Paper detail

Gaia DR3 data consistent with a short bar connected to a spiral arm

We use numerical simulations to model Gaia DR3 data with the aim of constraining the Milky Way bar and spiral structure parameters. We show that both the morphology and the velocity field in Milky Way-like galactic disc models are strong functions of time, changing dramatically over a few tens of Myr. This suggests that by finding a good match to the observed radial velocity field, v_R(x,y), we can constrain the bar-spiral orientation. Incorporating uncertainties into our models is necessary to match the data; most importantly, a heliocentric distance uncertainty above 10-15% distorts the bar's shape and v_R quadrupole pattern morphology, and decreases its apparent angle with respect to the Sun-Galactocentric line.

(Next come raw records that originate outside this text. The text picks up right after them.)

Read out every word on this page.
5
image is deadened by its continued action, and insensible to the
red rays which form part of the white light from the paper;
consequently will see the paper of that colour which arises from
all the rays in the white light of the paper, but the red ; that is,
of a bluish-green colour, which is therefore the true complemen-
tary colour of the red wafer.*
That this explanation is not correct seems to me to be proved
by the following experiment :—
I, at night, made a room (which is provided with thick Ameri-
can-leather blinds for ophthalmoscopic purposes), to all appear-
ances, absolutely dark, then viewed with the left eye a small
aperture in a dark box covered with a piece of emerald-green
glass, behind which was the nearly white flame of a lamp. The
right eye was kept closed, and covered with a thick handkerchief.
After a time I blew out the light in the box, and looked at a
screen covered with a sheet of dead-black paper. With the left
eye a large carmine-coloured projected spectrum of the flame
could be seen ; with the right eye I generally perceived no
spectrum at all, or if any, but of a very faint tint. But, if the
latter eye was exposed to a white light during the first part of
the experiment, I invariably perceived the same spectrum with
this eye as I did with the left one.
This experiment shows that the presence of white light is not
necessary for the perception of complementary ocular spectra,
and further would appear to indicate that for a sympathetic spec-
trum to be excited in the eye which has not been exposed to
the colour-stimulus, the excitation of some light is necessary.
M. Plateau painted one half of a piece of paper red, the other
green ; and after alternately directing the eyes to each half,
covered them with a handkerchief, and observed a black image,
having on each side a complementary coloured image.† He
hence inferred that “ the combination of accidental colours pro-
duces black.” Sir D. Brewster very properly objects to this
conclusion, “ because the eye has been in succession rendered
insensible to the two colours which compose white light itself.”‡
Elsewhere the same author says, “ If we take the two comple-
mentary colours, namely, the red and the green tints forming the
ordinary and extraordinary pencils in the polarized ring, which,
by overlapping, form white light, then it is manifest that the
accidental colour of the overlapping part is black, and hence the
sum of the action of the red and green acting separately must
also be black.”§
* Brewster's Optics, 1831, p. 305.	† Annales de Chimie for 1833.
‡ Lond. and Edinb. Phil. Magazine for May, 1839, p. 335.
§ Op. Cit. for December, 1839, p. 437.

An excellent match to the Gaia DR3 v_R(x,y) field is found for a simulation with a bar length R_b\approx3.6 kpc. We argue that the data are consistent with a MW bar as short as ~3 kpc, for moderate strength inner disc spiral structure (A_2/A_0\approx0.25) or, alternatively, with a bar length up to ~5.2 kpc, provided that spiral arms are quite weak (A_2/A_0\approx0.1), and is most likely in the process of disconnecting from a spiral arm. We demonstrate that the bar angle and distance uncertainty can similarly affect the match between our models and the data - a smaller bar angle (20 deg instead of 30 deg) requires smaller distance uncertainty (20% instead of 30%) to explain the observations. Fourier components of the face-on density distribution of our models suggest that the MW does not have strong m=1 and/or m=3 spirals near the solar radius.